Alors que le nombre de cas confirmés de Covid-19 s’élève à plus de 220 personnes en Inde, le chef de l’État a annoncé dans une allocution jeudi 19 mars la mise en place d’un “couvre-feu populaire” dimanche 22 mars entre 7 heures et 21 heures. Il demande que chacun reste chez lui pendant ce jour non travaillé pour beaucoup en Inde. Une façon de préparer le pays à des “semaines très difficiles” selon l’hebdomadaire français Courrier international, qui représente plus un test et un symbole : convaincre le monde et les Indiens eux-mêmes que le pays peut s’arrêter et se confiner en cas d’épidémie. L’annonce de cette unique journée de confinement a laissé perplexes les journalistes du quotidien indien The Hindu. Le discours d’une demi-heure aurait pu être selon eux plus ferme et plus pédagogique. Les journalistes remarquent que la seule injonction du Premier ministre, hormis celle de rester chez soi le jour du couvre-feu, était de ne pas se précipiter dans les commerces alimentaires pour constituer des stocks et à ne pas engorger les hôpitaux. L’Inde effectue des contrôles sanitaires à ses frontières et dans ses aéroports ; elle s’est fermée à tous les voyageurs en provenance de zones d’épidémies, la Chine, l’Asie de l’Est puis l’Europe entre autres. Elle a même incité ses propres ressortissants malades à ne pas rentrer. Ces mesures de blocage trahissent la croyance gouvernementale du moment : la maladie ne peut qu’être importée. C’est certainement une erreur selon les journalistes du Hindu.

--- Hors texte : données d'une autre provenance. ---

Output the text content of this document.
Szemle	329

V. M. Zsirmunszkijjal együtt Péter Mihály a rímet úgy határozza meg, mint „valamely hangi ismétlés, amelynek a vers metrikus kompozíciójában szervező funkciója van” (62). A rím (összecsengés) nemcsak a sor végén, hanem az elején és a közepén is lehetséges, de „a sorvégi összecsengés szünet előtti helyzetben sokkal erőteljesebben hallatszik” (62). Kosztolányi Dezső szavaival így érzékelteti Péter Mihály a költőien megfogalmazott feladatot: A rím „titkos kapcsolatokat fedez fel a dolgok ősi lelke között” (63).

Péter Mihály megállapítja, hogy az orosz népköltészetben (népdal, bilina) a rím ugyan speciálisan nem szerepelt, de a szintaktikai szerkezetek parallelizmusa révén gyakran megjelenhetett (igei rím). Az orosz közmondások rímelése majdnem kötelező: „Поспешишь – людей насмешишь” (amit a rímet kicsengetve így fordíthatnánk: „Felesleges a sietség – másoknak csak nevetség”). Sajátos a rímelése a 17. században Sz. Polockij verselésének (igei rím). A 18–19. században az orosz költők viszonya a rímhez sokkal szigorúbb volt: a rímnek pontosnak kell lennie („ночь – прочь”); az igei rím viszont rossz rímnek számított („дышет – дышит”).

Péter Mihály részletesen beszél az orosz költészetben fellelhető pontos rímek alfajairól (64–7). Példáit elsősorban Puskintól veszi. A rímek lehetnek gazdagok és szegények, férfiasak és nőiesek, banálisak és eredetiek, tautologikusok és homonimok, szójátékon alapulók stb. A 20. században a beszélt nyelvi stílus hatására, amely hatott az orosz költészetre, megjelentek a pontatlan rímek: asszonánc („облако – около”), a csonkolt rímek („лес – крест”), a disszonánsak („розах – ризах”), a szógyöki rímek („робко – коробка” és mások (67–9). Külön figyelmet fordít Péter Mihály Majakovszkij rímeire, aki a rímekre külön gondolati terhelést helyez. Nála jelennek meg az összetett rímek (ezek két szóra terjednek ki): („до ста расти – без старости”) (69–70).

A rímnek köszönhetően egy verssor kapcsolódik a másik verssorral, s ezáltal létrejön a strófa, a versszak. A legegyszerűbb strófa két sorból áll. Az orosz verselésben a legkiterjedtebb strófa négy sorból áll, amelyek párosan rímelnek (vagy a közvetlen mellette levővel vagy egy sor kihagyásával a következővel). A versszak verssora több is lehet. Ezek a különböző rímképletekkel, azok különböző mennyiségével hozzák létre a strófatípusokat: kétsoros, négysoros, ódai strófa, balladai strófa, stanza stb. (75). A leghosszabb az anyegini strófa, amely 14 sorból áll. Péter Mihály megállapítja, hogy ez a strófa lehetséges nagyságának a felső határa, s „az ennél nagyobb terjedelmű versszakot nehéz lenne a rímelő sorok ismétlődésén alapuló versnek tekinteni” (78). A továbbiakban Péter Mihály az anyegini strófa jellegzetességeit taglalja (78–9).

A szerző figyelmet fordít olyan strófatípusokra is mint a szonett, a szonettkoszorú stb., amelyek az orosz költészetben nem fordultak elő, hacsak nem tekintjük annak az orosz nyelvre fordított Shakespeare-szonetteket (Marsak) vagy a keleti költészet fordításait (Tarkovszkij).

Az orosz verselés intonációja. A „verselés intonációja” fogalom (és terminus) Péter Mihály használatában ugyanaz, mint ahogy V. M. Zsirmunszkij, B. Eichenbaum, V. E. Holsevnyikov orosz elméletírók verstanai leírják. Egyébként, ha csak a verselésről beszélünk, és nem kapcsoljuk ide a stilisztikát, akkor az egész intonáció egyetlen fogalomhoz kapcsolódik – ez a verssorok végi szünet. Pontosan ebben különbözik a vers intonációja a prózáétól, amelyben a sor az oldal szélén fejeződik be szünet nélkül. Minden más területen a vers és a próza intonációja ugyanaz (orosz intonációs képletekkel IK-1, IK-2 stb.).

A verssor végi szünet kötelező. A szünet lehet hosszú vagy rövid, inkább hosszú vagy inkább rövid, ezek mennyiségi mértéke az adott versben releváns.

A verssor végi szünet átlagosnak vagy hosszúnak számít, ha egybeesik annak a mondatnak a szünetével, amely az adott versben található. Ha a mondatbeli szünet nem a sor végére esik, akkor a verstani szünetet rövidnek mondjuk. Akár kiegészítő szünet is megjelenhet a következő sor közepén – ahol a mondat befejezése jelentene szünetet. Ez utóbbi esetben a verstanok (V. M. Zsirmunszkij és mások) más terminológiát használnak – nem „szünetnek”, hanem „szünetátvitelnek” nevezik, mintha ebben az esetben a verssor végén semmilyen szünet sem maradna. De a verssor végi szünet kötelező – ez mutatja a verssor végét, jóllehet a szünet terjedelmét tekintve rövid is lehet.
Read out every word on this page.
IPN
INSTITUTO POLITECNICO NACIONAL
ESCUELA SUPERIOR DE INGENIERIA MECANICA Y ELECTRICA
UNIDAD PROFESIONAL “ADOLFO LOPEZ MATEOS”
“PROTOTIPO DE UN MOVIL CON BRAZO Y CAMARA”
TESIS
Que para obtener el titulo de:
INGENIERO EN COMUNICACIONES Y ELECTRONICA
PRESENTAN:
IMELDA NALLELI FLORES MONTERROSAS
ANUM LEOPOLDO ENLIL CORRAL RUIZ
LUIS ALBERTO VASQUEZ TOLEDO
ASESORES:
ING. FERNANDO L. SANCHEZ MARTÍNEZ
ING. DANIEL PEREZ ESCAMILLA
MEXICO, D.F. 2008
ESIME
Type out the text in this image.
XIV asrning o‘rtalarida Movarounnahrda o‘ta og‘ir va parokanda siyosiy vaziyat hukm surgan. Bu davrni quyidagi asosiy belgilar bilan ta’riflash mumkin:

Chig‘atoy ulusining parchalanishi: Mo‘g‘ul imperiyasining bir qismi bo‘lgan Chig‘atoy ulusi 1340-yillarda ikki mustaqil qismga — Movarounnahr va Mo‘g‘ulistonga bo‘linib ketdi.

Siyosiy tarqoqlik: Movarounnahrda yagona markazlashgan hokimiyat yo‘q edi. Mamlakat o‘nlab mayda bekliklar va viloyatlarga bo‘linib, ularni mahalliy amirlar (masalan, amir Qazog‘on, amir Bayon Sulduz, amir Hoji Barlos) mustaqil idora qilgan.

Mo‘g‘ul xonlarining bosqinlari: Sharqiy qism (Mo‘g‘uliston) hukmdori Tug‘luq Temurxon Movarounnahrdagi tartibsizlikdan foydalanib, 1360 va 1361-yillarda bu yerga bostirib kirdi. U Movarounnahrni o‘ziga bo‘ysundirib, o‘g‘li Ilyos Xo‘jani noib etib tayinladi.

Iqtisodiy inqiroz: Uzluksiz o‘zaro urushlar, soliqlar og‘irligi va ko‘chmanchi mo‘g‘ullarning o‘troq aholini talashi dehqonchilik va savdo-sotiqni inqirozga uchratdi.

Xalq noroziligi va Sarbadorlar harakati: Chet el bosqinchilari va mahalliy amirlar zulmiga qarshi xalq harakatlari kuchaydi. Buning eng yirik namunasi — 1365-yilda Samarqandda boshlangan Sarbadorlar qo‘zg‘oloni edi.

Le système de santé indien n’est pas prêt pour affronter le Covid-19

Le gouvernement indien a déjà perdu un mois dans la course contre l’épidémie de Covid-19. Le Dr T. Jacob John, retraité et ancien chef du département de virologie d’une faculté de médecine du sud du pays tire, lui aussi, la sonnette d’alarme dans les colonnes de la revue scientifique indienne Economic and Political Weekly. Pour éclairer la situation présente, le médecin passe en revue les différentes épidémies d’un passé récent. L’Inde a été saluée pour sa gestion couronnée de succès face à l’irruption du sida dans les années 1980 ou pendant la décennie précédente, celles de la polio ou de la variole. Des années plus tard, son approche de la grippe H1N1a été, en revanche, un échec selon lui. Sans stratégie, ni programme d’immunisation instaurés par les autorités, le virus a circulé librement, pour devenir endémique et saisonnier. Depuis la maladie ne fait plus peur, la population accepte le lot de morts qu’elle apporte. Qu’en sera-t-il du Covid-19 ? Le système sanitaire indien est fortement inégalitaire. Campagnes reculées et quartiers opulents des villes ne reçoivent pas la même attention de la part des autorités sanitaires. Beaucoup de cas passeront inaperçus en milieu rural, faute d’équipements et de personnels soignants. Chaque fois qu’une épidémie sévit, le pays déploie des équipes de soins ou d’immunisation dédiées à la seule maladie infectieuse. Une fois la crise passée, ces entités sont démantelées ou réduites, laissant des parties du territoire toujours aussi démunies qu’avant. Pour le Dr Jacob John, l’absence d’une entité sanitaire pérenne et centrale, d’une “force de frappe” qui coordonne et anticipe les prochaines vagues épidémiques va être un sérieux handicap dans l’endiguement de Covid-19.